C’est une discipline exigeante, un métier qui demande apprentissage, humilité et expérience. Refuser d’apprendre, c’est s’exposer à des prises de position maladroites, à des décisions incohérentes et parfois à des actes qui frisent le ridicule ou l’irrespect. Et c’est précisément ce que l’on observe : un homme qui veut gouverner sans écouter, qui veut rassembler sans consulter, et qui engage un parti historique sans en comprendre l’âme.
Une rupture de cohérence
Ce virage à 180 degrés, cette substitution d’une rhétorique de contestation par un optimisme soudain, laisse perplexe.
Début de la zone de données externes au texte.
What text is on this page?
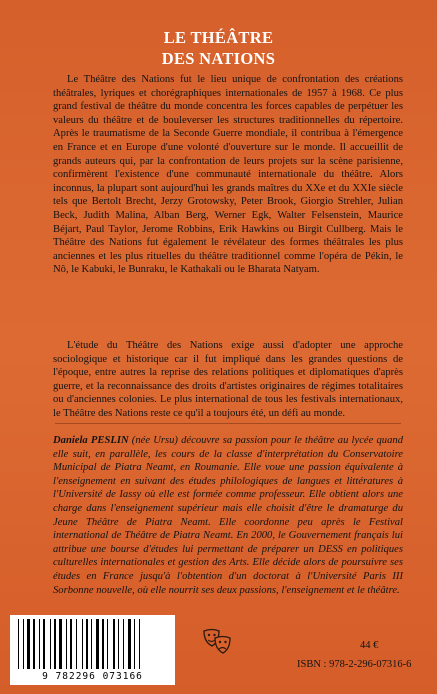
LE THÉÂTRE
DES NATIONS

Le Théâtre des Nations fut le lieu unique de confrontation des créations théâtrales, lyriques et chorégraphiques internationales de 1957 à 1968. Ce plus grand festival de théâtre du monde concentra les forces capables de perpétuer les valeurs du théâtre et de bouleverser les structures traditionnelles du répertoire. Après le traumatisme de la Seconde Guerre mondiale, il contribua à l'émergence en France et en Europe d'une volonté d'ouverture sur le monde. Il accueillit de grands auteurs qui, par la confrontation de leurs projets sur la scène parisienne, confirmèrent l'existence d'une communauté internationale du théâtre. Alors inconnus, la plupart sont aujourd'hui les grands maîtres du XXe et du XXIe siècle tels que Bertolt Brecht, Jerzy Grotowsky, Peter Brook, Giorgio Strehler, Julian Beck, Judith Malina, Alban Berg, Werner Egk, Walter Felsenstein, Maurice Béjart, Paul Taylor, Jerome Robbins, Erik Hawkins ou Birgit Cullberg. Mais le Théâtre des Nations fut également le révélateur des formes théâtrales les plus anciennes et les plus rituelles du théâtre traditionnel comme l'opéra de Pékin, le Nô, le Kabuki, le Bunraku, le Kathakali ou le Bharata Natyam.

L'étude du Théâtre des Nations exige aussi d'adopter une approche sociologique et historique car il fut impliqué dans les grandes questions de l'époque, entre autres la reprise des relations politiques et diplomatiques d'après guerre, et la reconnaissance des droits d'artistes originaires de régimes totalitaires ou d'anciennes colonies. Le plus international de tous les festivals internationaux, le Théâtre des Nations reste ce qu'il a toujours été, un défi au monde.

Daniela PESLIN (née Ursu) découvre sa passion pour le théâtre au lycée quand elle suit, en parallèle, les cours de la classe d'interprétation du Conservatoire Municipal de Piatra Neamt, en Roumanie. Elle voue une passion équivalente à l'enseignement en suivant des études philologiques de langues et littératures à l'Université de Iassy où elle est formée comme professeur. Elle obtient alors une charge dans l'enseignement supérieur mais elle choisit d'être le dramaturge du Jeune Théâtre de Piatra Neamt. Elle coordonne peu après le Festival international de Théâtre de Piatra Neamt. En 2000, le Gouvernement français lui attribue une bourse d'études lui permettant de préparer un DESS en politiques culturelles internationales et gestion des Arts. Elle décide alors de poursuivre ses études en France jusqu'à l'obtention d'un doctorat à l'Université Paris III Sorbonne nouvelle, où elle nourrit ses deux passions, l'enseignement et le théâtre.

9 782296 073166
44 €
ISBN : 978-2-296-07316-6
Comment peut-on passer de la dénonciation d’un système à sa validation sans explication ? Comment peut-on engager un parti historique dans une telle volte-face sans consulter ses militants ? Tidjane Thiam doit comprendre que diriger un parti, ce n’est pas improviser une trajectoire personnelle, c’est incarner une volonté collective, fondée sur la mémoire, la cohérence et le respect des engagements.
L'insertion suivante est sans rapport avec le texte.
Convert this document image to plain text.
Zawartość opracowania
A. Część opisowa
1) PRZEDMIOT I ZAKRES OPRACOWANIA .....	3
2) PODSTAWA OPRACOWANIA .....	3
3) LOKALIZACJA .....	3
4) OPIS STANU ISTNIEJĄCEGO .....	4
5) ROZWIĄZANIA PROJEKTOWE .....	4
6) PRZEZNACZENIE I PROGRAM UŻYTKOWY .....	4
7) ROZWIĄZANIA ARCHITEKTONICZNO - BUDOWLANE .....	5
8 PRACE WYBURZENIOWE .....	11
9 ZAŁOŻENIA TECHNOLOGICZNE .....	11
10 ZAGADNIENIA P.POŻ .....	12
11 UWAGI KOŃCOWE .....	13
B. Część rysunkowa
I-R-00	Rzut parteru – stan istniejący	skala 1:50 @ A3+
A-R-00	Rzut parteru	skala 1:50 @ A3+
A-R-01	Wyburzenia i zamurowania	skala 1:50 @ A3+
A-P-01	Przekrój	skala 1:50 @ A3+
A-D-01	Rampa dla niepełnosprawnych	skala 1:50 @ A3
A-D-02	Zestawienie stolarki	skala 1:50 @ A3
Législatives, CEI, liste électorale : Le grand écart de Tidjane Thiam, entre le « Trop c’est trop » d’hier et le « Tout est parfait » d’aujourd’hui

Hier, l’homme clamait haut et fort : « Trop c’est trop ! », dénonçant avec vigueur les irrégularités du processus électoral. Aujourd’hui, face aux mêmes institutions, le discours a muté en un surprenant « Tout est parfait ».
Pourtant, sur le terrain, rien n’a fondamentalement changé. Sauf Thiam qui a changé. La Commission Électorale Indépendante (CEI) n’a pas été réformée en profondeur, la liste électorale demeure toujours la même, et le système dans son ensemble reste identique. Excepté Thiam qui a changé.
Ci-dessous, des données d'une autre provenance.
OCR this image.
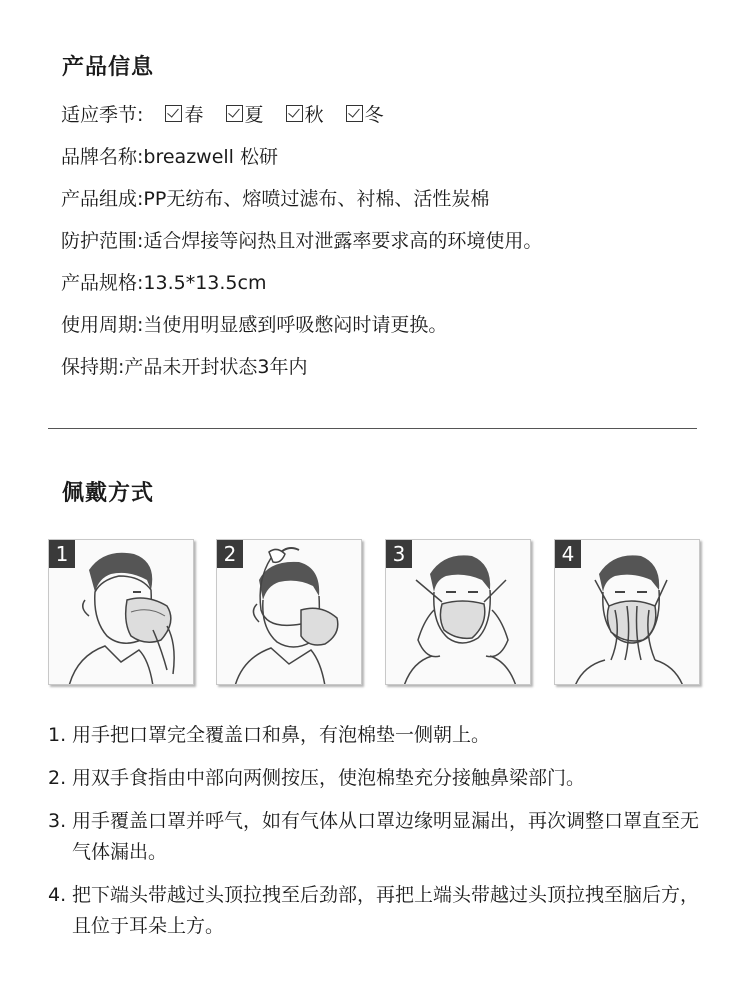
产品信息
适应季节: 春 夏 秋 冬
品牌名称:breazwell 松研
产品组成:PP无纺布、熔喷过滤布、衬棉、活性炭棉
防护范围:适合焊接等闷热且对泄露率要求高的环境使用。
产品规格:13.5*13.5cm
使用周期:当使用明显感到呼吸憋闷时请更换。
保持期:产品未开封状态3年内
佩戴方式
1	2	3	4
1. 用手把口罩完全覆盖口和鼻，有泡棉垫一侧朝上。
2. 用双手食指由中部向两侧按压，使泡棉垫充分接触鼻梁部门。
3. 用手覆盖口罩并呼气，如有气体从口罩边缘明显漏出，再次调整口罩直至无气体漏出。
4. 把下端头带越过头顶拉拽至后劲部，再把上端头带越过头顶拉拽至脑后方，且位于耳朵上方。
Ce revirement brutal, décidé sans le moindre débat de fond au sein du parti, résonne comme une trahison pour tous ceux qui ont cru à la ligne dure défendue jusqu’ici. Tidjane Thiam avance désormais en solitaire vers les législatives du 27 décembre, ignorant délibérément les martyrs du 11 octobre, ces vies sacrifiées pour une cause qu’il semble avoir abandonnée en chemin.
Il tourne le dos aux revendications portées par le Front Commun du président Gbagbo et lui, comme si elles n’avaient jamais existé, comme si la douleur des militants n’avait jamais compté. Ce mépris silencieux est une faute politique. Une faute morale. Une dette morale. Une faute historique.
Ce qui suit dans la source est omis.